Hokatu, vallée des arts

A l’extrémité sud-est de l’île, la petite vallée d’Hokatu est un haut lieu de la création artisanale. Toute une population s’y impliquent. Découverte.

Là où la route s’arrête comme renonçant à aller plus loin face aux falaises, se trouve la vallée de Hokatu et son petit village de 160 habitant. Un lieu séduisant, un peu comme hors du temps et de tout. Il s’en dégage une énergie particulière. A quelques mètres du bord de la petite crique où s’abrite les bateaux de pêcheurs, se dresse le fare artisanal. Des jeunes femmes du village s’y affairent pour entretenir les alentours car, ici, bat le cœur de l’une des activités phares du village : l’artisanat. Dans cette petite maison, étonnante caverne d’Ali Baba à l’entrée bordée de grands Tiare Tahiti, viennent s’accumuler les objets issus du travail de dizaines d’artisans : sculptures, essentiellement en bois, objets décoratifs et parures. «Sur les 160 habitants, on compte plus de 40 artisans explique, fièrement, Delphine Rootuehine, présidente de l’association Hanakatahi qui fédère les artisans de Hokatu et gère cet endroit, dépôt-vente ou chacun vient apporter ses production.Et, Delphine de poursuivre : «Hanakatahi, cela signifie, en marquisien, “jeune pousse” mais aussi “redresse toi”. Un message fort que nous voulons faire passer à nos jeunes ! ». On ne saurait qu’approuver l’objectif de Delphine, personnalité respectée et écoutée de l’île.

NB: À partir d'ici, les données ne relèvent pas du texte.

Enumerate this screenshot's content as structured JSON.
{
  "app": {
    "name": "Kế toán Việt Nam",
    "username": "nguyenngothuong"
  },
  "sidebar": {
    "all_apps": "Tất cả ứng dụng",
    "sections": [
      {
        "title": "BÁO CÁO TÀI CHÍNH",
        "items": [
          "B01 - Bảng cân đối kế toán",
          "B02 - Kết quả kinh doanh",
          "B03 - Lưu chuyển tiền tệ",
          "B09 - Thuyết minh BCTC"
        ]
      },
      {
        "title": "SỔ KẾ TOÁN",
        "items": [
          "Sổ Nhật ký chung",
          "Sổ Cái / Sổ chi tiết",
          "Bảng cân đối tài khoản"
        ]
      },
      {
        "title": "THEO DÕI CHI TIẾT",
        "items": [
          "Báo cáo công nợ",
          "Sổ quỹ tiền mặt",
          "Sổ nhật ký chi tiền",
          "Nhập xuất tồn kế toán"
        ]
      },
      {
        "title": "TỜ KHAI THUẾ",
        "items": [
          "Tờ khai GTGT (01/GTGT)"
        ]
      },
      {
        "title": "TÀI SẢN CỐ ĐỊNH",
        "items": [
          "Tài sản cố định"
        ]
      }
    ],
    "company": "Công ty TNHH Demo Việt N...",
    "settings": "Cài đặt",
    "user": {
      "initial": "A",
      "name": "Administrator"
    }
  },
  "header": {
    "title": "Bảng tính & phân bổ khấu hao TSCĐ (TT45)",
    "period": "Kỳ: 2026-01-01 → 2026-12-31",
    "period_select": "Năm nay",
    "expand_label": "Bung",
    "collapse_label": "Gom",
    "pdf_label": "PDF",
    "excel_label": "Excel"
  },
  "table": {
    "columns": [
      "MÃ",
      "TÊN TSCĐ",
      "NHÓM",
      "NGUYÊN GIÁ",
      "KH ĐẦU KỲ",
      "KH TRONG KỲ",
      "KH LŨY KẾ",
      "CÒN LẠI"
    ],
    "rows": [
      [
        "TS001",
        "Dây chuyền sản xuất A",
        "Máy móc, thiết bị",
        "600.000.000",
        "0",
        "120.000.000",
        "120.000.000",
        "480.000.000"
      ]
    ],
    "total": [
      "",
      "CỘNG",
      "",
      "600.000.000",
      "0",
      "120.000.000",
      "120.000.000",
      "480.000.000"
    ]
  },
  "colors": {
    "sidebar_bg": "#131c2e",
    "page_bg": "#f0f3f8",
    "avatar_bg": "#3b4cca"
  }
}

Cette ancienne institutrice à l’énergie communicative tient, également, la pension, «Maurice et Delphine», unique pension du village de Hokatu et adresse bien connue pour les visiteurs de Ua Huka, au côté de son mari, Maurice Rootuehine. Ce dernier est aussi une des grandes personnalités de Ua Huka car il est considéré comme un des meilleurs sculpteurs de toutes les Marquises.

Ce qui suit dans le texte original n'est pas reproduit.